If Michael Wadleigh’s original 1970 Woodstock documentary concentrated on the music of the iconic rock festival, making stars out of Joe Cocker, Santana and Sha Na Na, a new 50th-anniversary look at the event turns its focus largely away from the stage.
Barak Goodman’s Woodstock: Three Days that Defined a Generation, which premieres on PBS Tuesday at 9 p.m. ET (check local listings) concentrates on the youthful throngs that made it to farmland in Bethel, N.Y., the wary locals who eyed the invasion (and prevented it at other sites), the colorful commune dwellers enlisted to help out, and ultimately the townspeople who pitched in to help host the young visitors.
With a wealth of previously unseen footage (as well as some glimpses of the storied music), the documentary is mixed with new audio-only interviews to preserve a memory of the communal event apart from what people have stuck in their mind from that first documentary.
“Frankly, those who were there and people who weren’t there but sort of think they might have been there remember what they remember from the movie — including some of the staff, some of the people I interviewed,” Joel Makower, author of Woodstock: The Oral History and a source for the new film, told critics at the TV Critics Association summer press tour.
In fact, he added, many of his interviewees told him, “I don’t remember the music. I learned mostly about it in that movie.”
Indeed, even Joel Rosenman, who conceived and coproduced the festival, admits, “I didn’t see much of the performances. We were far too busy to enjoy ourselves in the audience.
“What I saw was an event taking place with far too many people,” Rosenman said. It was so many people, “it looked like all of the counterculture.”
The crowds may have been rain-soaked and muddy, with no food in sight, Rosenman said, “they were having the time of their lives. They banded together under this adversity, and it reminded me of some of the things that we have to band together about today. And I didn’t really get a sense of that while I was there, because I was panicked. Until I saw Barak’s film. Barak really captured how they felt about it, from a point of view that I was not treated to until I saw his film.”
“These kids weren’t by and large hardened hippies,” filmmaker Goodman said. “They weren’t revolutionaries who had marched in the streets. They weren’t particularly political. They were young college kids, for the most part, even high school kids, some of them.”

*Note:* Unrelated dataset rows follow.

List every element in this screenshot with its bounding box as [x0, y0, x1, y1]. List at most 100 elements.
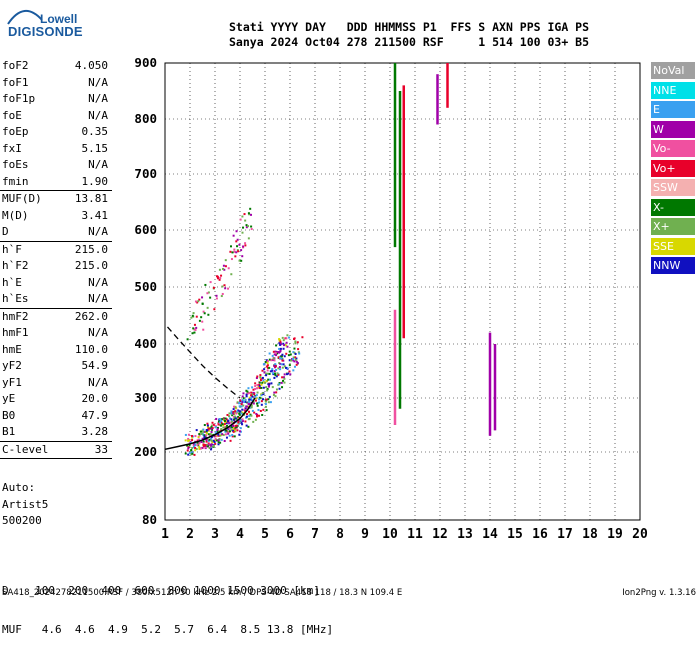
trace-x-point: [275, 388, 278, 391]
legend-item: SSW: [651, 179, 695, 196]
trace-x-point: [279, 368, 282, 371]
trace-o-point: [198, 433, 201, 436]
trace-o-point: [246, 413, 249, 416]
trace-o-point: [198, 446, 201, 449]
trace-x-point: [214, 426, 217, 429]
trace-o-point: [254, 395, 257, 398]
trace-o-point: [248, 398, 251, 401]
param-value: 215.0: [74, 242, 108, 256]
trace-o-point: [258, 384, 261, 387]
trace-o-point: [202, 442, 205, 445]
trace-o-point: [222, 426, 225, 429]
param-row: B1 3.28: [0, 424, 112, 441]
trace-o-point: [187, 446, 190, 449]
trace-o-point: [237, 415, 240, 418]
trace-2hop-point: [201, 320, 204, 323]
trace-x-point: [218, 418, 221, 421]
trace-o-point: [256, 391, 259, 394]
trace-x-point: [274, 374, 277, 377]
trace-x-point: [244, 410, 247, 413]
trace-2hop-point: [201, 296, 204, 299]
trace-x-point: [282, 379, 285, 382]
param-name: foF1: [2, 75, 29, 89]
trace-x-point: [296, 362, 299, 365]
trace-x-point: [278, 366, 281, 369]
trace-x-point: [232, 408, 235, 411]
trace-x-point: [265, 386, 268, 389]
trace-x-point: [275, 375, 278, 378]
trace-x-point: [269, 401, 272, 404]
param-value: N/A: [88, 375, 108, 389]
trace-o-point: [232, 415, 235, 418]
trace-x-point: [291, 358, 294, 361]
trace-o-point: [273, 364, 276, 367]
y-tick-label: 900: [134, 55, 157, 70]
trace-x-point: [209, 444, 212, 447]
trace-2hop-point: [250, 213, 253, 216]
trace-x-point: [266, 388, 269, 391]
trace-o-point: [282, 347, 285, 350]
trace-x-point: [262, 393, 265, 396]
trace-o-point: [271, 368, 274, 371]
trace-o-point: [214, 437, 217, 440]
trace-o-point: [254, 387, 257, 390]
param-value: N/A: [88, 275, 108, 289]
trace-x-point: [268, 395, 271, 398]
trace-o-point: [259, 376, 262, 379]
trace-2hop-point: [248, 213, 251, 216]
trace-o-point: [225, 422, 228, 425]
trace-o-point: [193, 442, 196, 445]
trace-x-point: [232, 425, 235, 428]
trace-o-point: [258, 381, 261, 384]
trace-o-point: [280, 355, 283, 358]
trace-x-point: [217, 423, 220, 426]
x-tick-label: 14: [482, 527, 498, 542]
auto-label: Auto:: [2, 481, 36, 494]
trace-2hop-point: [195, 326, 198, 329]
param-name: hmF2: [2, 309, 29, 323]
trace-x-point: [233, 418, 236, 421]
trace-2hop-point: [245, 224, 248, 227]
trace-o-point: [271, 372, 274, 375]
trace-o-point: [279, 342, 282, 345]
trace-o-point: [242, 397, 245, 400]
trace-o-point: [222, 433, 225, 436]
param-name: h`E: [2, 275, 22, 289]
y-tick-label: 500: [134, 279, 157, 294]
trace-o-point: [229, 430, 232, 433]
trace-x-point: [283, 365, 286, 368]
trace-o-point: [285, 341, 288, 344]
trace-o-point: [261, 381, 264, 384]
trace-x-point: [272, 393, 275, 396]
trace-x-point: [284, 366, 287, 369]
param-value: 33: [94, 442, 108, 456]
trace-x-point: [276, 372, 279, 375]
trace-x-point: [203, 435, 206, 438]
trace-2hop-point: [194, 328, 197, 331]
trace-o-point: [234, 406, 237, 409]
trace-x-point: [240, 412, 243, 415]
y-tick-label: 300: [134, 390, 157, 405]
trace-x-point: [267, 398, 270, 401]
trace-x-point: [225, 426, 228, 429]
trace-o-point: [277, 367, 280, 370]
trace-2hop-point: [222, 264, 225, 267]
trace-x-point: [240, 405, 243, 408]
param-value: 0.35: [81, 125, 109, 138]
trace-o-point: [198, 434, 201, 437]
x-tick-label: 16: [532, 527, 548, 542]
param-row: fmin 1.90: [0, 174, 112, 191]
trace-2hop-point: [233, 248, 236, 251]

Still, by their actions they represented the counterculture values of the late 1960s, he said. “I don’t think it was any 500,000 people who would have behaved the way they did peacefully, sharing with each other, getting each other through unless they had come to that concert already with these values in their hearts.”
And they carried those values with them the past half-century, Goodman said. “Those kids, many of whom are now in their 70s, will tell you that that event changed them or reinforced what they already believed, but they held onto it as they go out into the world and do what they do in their lives. So I do think it, in many ways, defined a generation.”
It makes sense, then, to turn away from Sly and the Family Stone, the Grateful Dead, the Who, and The Band, to show those people in the fields, dressed and undressed (and subsequently blurred for public television viewing).
“Our film really distinguishes itself from the Wadleigh film because we had access to all this never before seen footage, so you’re really out there in the crowd,” said Susan Bellows, senior producer at American Experience. You’re experiencing this event with the people in the concert, and they are really very, sort of, front and center,”
Woodstock: Three Days That Defined a Generation premieres onAmerican Experience Tuesday Aug. 6 at 9 p.m. ET (check local listings).